NEW YORK (TheStreet) -- Investors are currently dealing with a "tug of war" type battle in stock markets, balancing steady improvements in macro data with the possibility that the Federal Reserve will start removing stimulus.
Employment numbers for June were very strong, and data from April and May were revised higher, bringing the 12-month average in the non-farm payrolls to 182,000. The general consistency of these numbers has led to a more confident belief that the economy is ready to stand on its own two feet, and the S&P 500 is holding within striking distance of its all-time highs. But without added support from the Fed, the attention will have to turn back to fundamentals, and there is little on the horizon that looks capable of fueling another run higher in global stock markets.
As earnings season gets underway, it is clear that expectations are weak. Markets are looking for earnings growth in S&P 500 companies to come in under 1% for the second quarter.
On the revenue side, things aren't much better. Four years into the economic recovery, there is progress that has been made in earnings growth.
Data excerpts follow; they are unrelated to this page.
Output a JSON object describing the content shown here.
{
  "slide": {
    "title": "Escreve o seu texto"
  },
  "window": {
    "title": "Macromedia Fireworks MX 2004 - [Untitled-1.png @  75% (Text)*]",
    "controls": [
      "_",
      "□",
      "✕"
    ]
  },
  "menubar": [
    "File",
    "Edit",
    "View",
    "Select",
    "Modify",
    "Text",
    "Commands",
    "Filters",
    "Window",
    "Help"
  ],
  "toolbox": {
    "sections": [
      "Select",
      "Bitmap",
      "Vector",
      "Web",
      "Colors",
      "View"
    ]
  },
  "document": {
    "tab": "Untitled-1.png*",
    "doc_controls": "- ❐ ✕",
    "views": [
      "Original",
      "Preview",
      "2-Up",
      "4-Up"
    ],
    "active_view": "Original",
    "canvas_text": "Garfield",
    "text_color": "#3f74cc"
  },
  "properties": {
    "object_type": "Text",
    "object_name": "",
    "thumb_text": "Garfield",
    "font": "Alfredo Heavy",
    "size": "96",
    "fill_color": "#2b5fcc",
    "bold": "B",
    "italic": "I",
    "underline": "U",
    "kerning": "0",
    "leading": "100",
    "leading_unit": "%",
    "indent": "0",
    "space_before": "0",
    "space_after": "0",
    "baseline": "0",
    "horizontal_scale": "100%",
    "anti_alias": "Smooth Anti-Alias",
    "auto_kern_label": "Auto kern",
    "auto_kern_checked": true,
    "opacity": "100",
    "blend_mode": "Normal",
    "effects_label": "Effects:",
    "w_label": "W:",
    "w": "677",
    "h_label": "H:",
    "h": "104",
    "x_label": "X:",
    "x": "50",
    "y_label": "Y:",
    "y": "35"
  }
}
But most of that progress was driven by cost cutting rather than elements such as increased sales and broader revenue growth.At this stage, there is not much companies can do to remove costs from businesses, and the economy itself has not picked up enough to support strong improvements in the key areas of weakness. The result is we are caught in a low-earnings-growth environment, and the market's tepid expectations for second-quarter earnings are a reflection of this. This is also an environment where operating margins have been a point of strength and a major source of support for corporate performances. This should continue during the second quarter, but don't expect this strength to be matched on the revenue side. Most of the growth seen post-2009 came from the fact that companies were building off of a weakened base (created by the credit crisis a year earlier), and the outlook has since changed. The main question now is whether or not this scenario will be enough to propel investor optimism and generate another run higher in the benchmark indices.